Double Versus Single Autologous Stem Cell Transplantation in Multiple Myeloma
In a phase III trial, double autologous stem cell transplantation (ASCT-2) in patients with newly diagnosed multiple myeloma was associated with significantly improved progression-free and overall survival compared with single ASCT (ASCT-1). The analysis was part of a larger study, EMN02/HO95.
Randomization to ASCT-2 versus ASCT-1 predicted superior prolonged progression-free and overall survival for the complete patient population. And, “ASCT-2 overcame the adverse prognosis conferred by high-risk-cyto-3 [high-risk cytogenetic profile defined by t(4;14) ± t(14;16) ± del(17p) positivity] ,” noted lead author Michele Cavo, MD, of the Bologna University School of Medicine, Italy, in a presentation at the 2017 American Society of Hematology (ASH) Annual Meeting & Exposition (Abstract 401).
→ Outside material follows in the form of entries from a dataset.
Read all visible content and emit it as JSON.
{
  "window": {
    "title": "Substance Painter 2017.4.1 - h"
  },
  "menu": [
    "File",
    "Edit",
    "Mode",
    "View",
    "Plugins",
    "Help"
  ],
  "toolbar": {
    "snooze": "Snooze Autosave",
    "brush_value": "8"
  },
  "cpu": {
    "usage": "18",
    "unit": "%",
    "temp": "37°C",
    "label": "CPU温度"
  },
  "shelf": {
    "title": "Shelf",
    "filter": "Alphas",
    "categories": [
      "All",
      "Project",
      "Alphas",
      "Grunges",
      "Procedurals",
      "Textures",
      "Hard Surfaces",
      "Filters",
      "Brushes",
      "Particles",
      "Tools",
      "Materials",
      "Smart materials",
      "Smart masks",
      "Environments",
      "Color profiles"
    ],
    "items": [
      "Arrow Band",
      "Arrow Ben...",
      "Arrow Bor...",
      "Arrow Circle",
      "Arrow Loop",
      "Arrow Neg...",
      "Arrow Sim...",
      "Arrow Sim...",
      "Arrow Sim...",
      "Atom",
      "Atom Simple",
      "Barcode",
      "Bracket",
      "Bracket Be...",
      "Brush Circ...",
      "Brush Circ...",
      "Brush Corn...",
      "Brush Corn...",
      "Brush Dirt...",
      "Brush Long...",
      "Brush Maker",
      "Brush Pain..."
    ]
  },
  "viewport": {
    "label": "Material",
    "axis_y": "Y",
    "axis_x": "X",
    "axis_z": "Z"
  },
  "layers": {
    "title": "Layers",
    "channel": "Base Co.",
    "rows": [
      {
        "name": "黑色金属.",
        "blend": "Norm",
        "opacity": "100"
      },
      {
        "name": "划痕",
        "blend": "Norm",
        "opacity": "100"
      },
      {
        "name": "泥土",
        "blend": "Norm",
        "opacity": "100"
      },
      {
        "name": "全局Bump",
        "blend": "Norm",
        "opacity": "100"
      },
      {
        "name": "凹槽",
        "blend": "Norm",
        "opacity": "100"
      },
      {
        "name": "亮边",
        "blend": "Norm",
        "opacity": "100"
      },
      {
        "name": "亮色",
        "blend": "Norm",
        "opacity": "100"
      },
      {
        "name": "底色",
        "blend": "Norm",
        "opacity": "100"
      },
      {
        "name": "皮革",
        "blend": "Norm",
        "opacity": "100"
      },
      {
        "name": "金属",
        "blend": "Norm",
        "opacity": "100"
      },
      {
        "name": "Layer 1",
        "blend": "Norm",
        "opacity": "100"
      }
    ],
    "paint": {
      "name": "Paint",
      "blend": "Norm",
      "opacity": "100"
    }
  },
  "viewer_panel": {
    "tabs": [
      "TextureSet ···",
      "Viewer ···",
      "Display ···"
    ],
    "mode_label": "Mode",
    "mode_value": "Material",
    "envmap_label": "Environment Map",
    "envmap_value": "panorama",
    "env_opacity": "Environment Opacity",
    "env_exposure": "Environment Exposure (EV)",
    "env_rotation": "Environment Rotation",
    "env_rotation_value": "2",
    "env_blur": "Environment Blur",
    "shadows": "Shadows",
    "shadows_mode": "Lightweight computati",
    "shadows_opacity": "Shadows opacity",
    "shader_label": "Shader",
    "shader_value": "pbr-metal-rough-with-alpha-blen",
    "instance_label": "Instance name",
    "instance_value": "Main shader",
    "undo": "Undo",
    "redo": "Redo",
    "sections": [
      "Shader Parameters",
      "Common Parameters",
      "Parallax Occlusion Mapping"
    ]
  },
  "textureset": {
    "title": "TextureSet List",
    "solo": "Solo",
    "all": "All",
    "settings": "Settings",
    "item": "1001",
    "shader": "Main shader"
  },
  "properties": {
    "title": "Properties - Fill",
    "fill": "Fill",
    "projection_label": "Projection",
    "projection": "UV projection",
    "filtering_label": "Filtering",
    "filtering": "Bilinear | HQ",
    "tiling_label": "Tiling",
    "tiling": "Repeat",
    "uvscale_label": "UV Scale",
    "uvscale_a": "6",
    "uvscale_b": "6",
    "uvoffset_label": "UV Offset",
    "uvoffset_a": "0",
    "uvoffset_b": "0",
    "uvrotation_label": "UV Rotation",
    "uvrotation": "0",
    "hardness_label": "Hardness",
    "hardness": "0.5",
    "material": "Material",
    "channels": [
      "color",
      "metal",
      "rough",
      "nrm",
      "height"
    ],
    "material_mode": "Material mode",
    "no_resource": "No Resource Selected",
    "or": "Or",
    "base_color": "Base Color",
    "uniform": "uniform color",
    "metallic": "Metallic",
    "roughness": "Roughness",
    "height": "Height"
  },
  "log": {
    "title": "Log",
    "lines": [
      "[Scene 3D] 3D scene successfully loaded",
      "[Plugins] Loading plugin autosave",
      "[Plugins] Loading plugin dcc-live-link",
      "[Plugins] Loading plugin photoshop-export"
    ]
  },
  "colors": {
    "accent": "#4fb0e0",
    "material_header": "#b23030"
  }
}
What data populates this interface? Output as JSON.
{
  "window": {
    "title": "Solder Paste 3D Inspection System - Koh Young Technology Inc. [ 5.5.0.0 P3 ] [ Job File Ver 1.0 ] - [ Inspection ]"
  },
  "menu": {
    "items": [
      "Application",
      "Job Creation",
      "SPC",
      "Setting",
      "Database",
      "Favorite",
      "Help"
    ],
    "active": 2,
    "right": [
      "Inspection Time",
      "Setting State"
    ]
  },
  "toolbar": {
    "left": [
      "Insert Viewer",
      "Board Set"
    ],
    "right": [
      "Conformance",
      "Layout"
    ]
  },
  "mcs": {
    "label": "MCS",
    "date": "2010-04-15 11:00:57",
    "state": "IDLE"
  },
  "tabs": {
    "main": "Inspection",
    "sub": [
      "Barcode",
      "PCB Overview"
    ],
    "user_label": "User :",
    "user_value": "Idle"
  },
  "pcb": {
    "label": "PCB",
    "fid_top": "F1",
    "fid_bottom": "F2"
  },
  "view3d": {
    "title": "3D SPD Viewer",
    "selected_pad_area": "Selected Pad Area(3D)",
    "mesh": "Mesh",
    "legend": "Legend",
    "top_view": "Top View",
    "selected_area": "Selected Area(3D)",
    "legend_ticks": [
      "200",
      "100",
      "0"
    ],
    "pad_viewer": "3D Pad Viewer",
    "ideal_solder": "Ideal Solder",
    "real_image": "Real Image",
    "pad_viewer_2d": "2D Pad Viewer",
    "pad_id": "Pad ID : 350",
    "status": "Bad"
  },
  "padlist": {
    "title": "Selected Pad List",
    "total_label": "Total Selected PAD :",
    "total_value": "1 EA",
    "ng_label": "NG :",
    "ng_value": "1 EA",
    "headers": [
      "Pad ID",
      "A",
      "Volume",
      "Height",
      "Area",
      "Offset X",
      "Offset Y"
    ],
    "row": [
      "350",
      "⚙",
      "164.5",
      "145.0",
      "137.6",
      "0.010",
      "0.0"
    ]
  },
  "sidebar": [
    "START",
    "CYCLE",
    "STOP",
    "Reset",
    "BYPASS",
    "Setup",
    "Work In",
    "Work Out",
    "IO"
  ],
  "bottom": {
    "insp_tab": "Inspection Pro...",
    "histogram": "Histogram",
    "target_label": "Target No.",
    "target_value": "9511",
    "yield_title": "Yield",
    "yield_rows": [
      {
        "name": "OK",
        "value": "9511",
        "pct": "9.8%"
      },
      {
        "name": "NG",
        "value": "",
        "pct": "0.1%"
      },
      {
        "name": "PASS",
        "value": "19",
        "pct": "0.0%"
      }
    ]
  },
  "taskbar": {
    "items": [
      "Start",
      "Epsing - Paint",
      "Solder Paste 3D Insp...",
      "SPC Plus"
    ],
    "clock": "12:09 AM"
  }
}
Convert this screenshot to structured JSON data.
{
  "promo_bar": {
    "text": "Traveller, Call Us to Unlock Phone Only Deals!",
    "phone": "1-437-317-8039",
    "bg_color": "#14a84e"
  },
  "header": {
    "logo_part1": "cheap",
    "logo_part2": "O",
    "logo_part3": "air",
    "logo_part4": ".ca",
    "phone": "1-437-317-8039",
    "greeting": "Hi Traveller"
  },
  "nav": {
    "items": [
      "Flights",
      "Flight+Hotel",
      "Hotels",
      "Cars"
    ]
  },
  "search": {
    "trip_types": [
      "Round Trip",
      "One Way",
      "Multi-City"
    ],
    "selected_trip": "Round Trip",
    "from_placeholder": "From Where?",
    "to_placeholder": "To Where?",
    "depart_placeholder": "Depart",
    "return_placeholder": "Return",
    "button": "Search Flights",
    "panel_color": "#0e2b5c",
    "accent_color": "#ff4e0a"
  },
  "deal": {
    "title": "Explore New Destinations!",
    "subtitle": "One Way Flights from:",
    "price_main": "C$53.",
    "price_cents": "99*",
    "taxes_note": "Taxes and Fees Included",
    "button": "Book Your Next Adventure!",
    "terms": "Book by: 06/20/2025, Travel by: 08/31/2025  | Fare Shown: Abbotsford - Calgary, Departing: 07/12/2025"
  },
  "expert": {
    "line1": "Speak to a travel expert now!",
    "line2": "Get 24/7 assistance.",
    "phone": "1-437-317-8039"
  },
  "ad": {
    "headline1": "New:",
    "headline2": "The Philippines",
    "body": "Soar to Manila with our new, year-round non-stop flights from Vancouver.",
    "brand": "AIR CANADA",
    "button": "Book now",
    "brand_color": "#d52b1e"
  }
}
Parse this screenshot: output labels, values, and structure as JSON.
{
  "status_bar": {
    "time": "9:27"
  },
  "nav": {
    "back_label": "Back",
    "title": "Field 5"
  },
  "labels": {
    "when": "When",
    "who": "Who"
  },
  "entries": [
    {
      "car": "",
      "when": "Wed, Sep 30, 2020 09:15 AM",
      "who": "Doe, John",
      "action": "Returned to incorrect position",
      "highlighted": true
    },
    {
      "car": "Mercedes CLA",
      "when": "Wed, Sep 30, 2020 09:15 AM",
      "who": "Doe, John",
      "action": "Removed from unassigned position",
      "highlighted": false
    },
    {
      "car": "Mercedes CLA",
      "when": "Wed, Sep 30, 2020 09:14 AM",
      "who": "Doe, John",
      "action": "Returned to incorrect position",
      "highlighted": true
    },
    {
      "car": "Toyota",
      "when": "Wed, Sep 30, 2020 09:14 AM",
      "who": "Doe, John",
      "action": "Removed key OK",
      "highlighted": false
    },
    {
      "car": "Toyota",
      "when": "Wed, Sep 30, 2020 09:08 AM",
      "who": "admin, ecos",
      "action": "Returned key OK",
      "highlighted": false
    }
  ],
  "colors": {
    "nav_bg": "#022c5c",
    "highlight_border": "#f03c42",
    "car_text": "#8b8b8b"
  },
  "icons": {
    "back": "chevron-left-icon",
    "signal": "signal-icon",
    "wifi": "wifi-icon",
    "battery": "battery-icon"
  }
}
A subset of 618 newly diagnosed patients aged ≤ 65 years, being treated at centers with an ASCT-2 policy, received 3 to 4 cycles of bortezomib, cyclophosphamide, and dexamethasone induction therapy. Then, 203 were randomized to no ASCT (just standard-dose intensification treatment with bortezomib, melphalan, and prednisone); 208, to ASCT-1; and 207, to ASCT-2.
Each arm had the same percentage of patients defined as high-risk by International Staging System (stage III; 19% vs. 19%). The cytogenic profiles of 80% and 86% of the patients in ASCT-1 and ASCT-2, respectively, could be determined; of them, 26% and 21% of the ASCT-1 and ASCT-2 patients, respectively, were high-risk-cyto-3.
In the ASCT-1 arm, 3-year progression-free survival was 43% for high-risk patients carrying or lacking del(17p) and 67% for the standard-risk patients. In the ASCT-2 arm, the comparable percentages were 72% and 73%.